Code Review: I reviewed the PR of another GSoC student in our sister Org - TARDIS, on docs deployment pipeline. Since I had already setup that successfuly in our Org so my mentor told me to review his code. I suggested him several changes in review, and explained a mistake he was doing in deploying docs to gh-pages - this helped him to understand the concept of docs deployment better. I realized that code review is inturn helpful for reviewer too as it allowed me to assess how much I already know.

💡 The work I did in this week made me learn about a variety of tools & techniques:

  • Azure Artifacts allows us to create a package feed, where all versions of our deployed packages (collection of files) are listed. We can even connect artifacts with package hosts like PyPI to make users download it.
  • Dokuwiki is a Open Source wiki software that allows us to create versatile wikis that don't need database. Using this we can even create a simple presentable web interface (like one we wanted to display deployed files). There's also a python module for Dokuwiki to create & manage wikis, so within pipeline we can source such a python script to update our wiki for files deployed.
  • Passing variables between shell & scripts - To access variables of calling shell in python script we can use os.environ dictionary. To use the variables defined on Azure VM environment in bash script we need to do some changes in naming style of variable. Also in pipleine yml we can declare the variable within the tasks instead globally. To return a variable from script, we can simply print it and access it from shell by storing the output of command sourcing the script.
  • VOTable (Virtual Observatory Table) is a way to represent & store data in XML syntax. A VOTable consist of Resources elements which contain Table elements. They can be parsed into Astropy tables simply by using astropy.io.votable.parse which can be further converted to a Pandas dataframe.

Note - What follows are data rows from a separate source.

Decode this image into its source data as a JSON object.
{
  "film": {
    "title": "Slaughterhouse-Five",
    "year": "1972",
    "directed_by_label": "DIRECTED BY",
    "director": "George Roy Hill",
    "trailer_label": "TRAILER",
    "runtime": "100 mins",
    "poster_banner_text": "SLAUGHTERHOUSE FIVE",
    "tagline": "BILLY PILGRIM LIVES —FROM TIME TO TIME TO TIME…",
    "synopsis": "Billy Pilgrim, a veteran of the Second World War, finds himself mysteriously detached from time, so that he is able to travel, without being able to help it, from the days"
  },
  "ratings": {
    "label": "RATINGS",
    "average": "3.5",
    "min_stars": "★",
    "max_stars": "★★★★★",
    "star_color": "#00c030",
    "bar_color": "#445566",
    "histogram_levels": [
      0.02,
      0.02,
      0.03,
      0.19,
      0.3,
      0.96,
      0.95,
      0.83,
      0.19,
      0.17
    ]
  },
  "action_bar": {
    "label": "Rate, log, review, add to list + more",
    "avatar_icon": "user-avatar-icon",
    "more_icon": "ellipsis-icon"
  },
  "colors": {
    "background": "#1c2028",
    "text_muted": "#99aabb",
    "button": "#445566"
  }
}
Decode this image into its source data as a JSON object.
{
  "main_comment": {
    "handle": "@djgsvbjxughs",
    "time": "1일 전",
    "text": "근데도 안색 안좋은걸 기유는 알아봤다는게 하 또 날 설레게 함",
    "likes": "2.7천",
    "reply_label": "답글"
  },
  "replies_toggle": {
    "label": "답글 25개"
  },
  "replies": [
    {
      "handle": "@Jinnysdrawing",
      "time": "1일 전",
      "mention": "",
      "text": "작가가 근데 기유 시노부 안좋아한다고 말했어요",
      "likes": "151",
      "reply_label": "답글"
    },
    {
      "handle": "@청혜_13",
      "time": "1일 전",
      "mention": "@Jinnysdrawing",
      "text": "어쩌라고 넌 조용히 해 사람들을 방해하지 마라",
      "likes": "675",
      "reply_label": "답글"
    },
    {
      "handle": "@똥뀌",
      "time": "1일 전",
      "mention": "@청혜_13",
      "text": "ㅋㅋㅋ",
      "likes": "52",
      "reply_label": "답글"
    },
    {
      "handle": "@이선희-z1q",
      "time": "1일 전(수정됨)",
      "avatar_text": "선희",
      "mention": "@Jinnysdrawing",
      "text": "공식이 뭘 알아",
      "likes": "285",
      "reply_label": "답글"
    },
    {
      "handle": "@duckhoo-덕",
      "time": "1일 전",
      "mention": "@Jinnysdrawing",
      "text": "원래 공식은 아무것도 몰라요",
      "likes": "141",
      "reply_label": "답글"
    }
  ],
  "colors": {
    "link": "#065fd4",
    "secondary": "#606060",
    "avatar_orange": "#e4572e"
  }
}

🗃️ Simplicity an API brings: Earlier we were using a ingestion notebook that scrapes the data from SVO web interface, download the data files and ingest them into a HDF file. As data at SVO updates with time, so we began to create a pipeline that can execute this notebook and generate HDF and then deploy them at server to access them. But by using VO interface of SVO (API), we can fetch data directly from SVO instead of that from HDF. So there's no need to update HDF and hence no need of pipeline. All we need is to call a function that can fetch VOTable from SVO using HTTP queries and return it after parsing it as a dataframe - simple!